Nevertheless, she persisted.
Eventually accepted as a surgical intern by Yale-New Haven Hospital in 1975, Alexa Canady became both the first woman and first African American to be enrolled in a neurosurgery program and following her residency in neurosurgery at the University of Minnesota, became the first female, African American neurosurgeon in the United States. Upon completion of her fellowship in paediatric neurosurgery at Children’s Hospital of Philadelphia and time within the Neurosurgery Department at Detroit’s Henry Ford Hospital, at just 36 years of age Alexa Canady became the first African American Chief of Neurosurgery at the Children’s Hospital of Michigan.

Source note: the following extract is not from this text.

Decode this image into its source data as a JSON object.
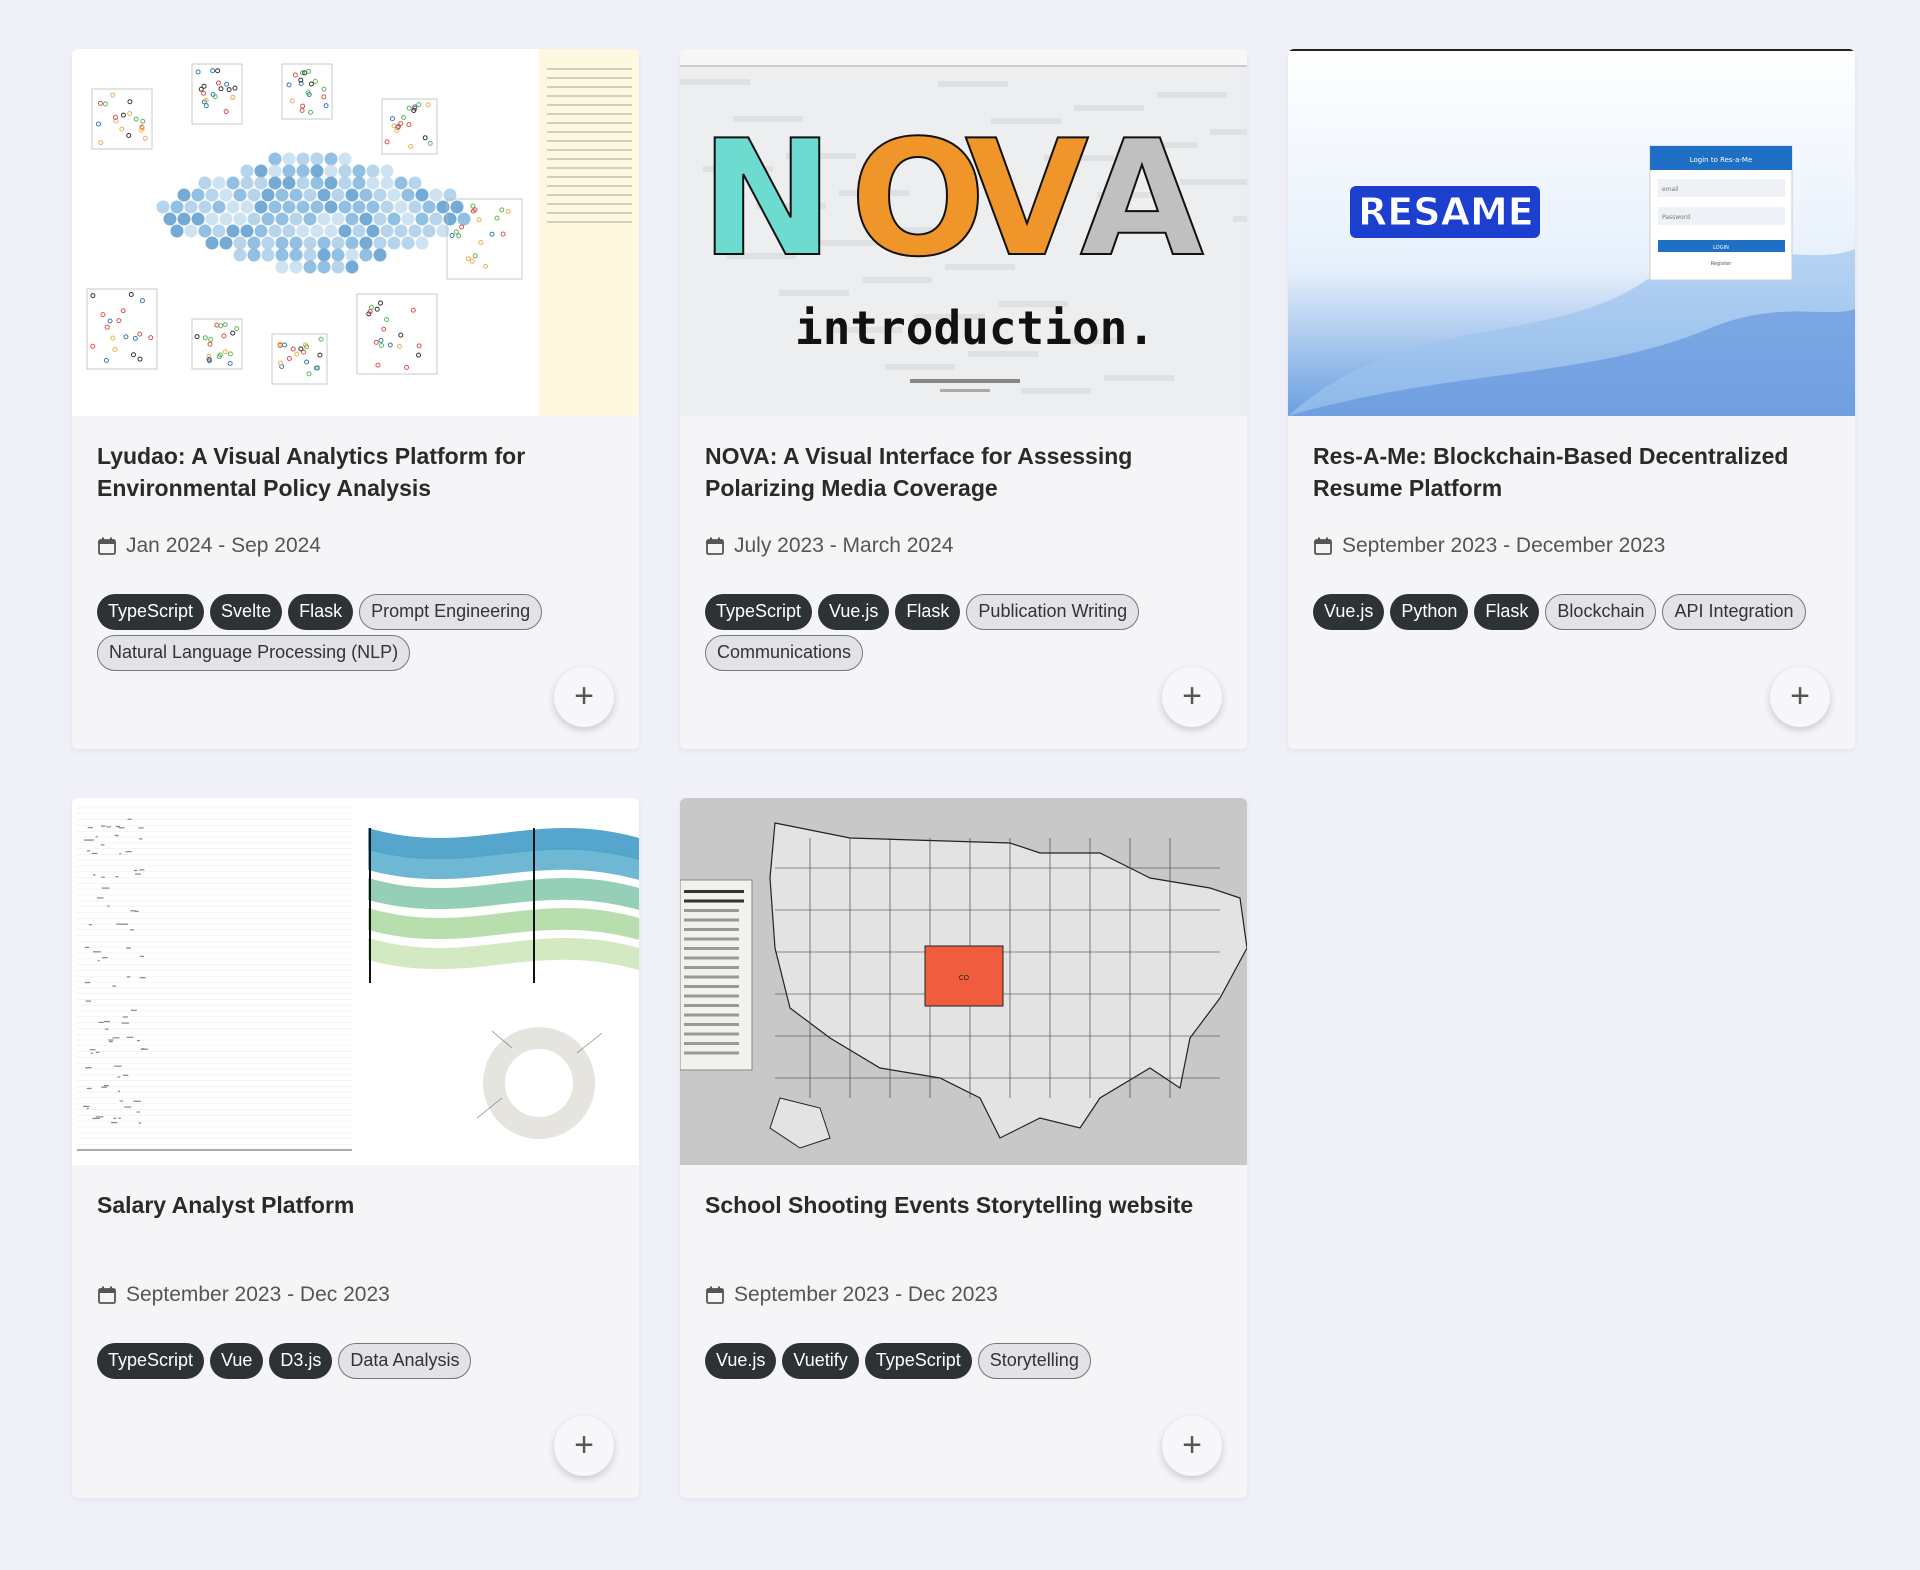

A member of the Congress of Neurological Surgeons, the Society of Paediatric Neurosurgery, the American Association of Neurological Surgeons and the American College of Neurosurgery, in 1989 Alexa Canady was inducted into the Michigan Women’s Hall of Fame. Further recognition included the American Medical Women’s Association President’s Award in 1993 and the Distinguished Service Award from Wayne State University Medical School in 1994.
Dedicated to the young lives she touched, after her retirement in 2001 she found there were no paediatric neurosurgeons in her new community and came out of retirement to practice part-time at Sacred Heart Hospital in Pensacola. Now retired once again, Dr Canady strongly advocates for young women to pursue careers in medicine and neurosurgery.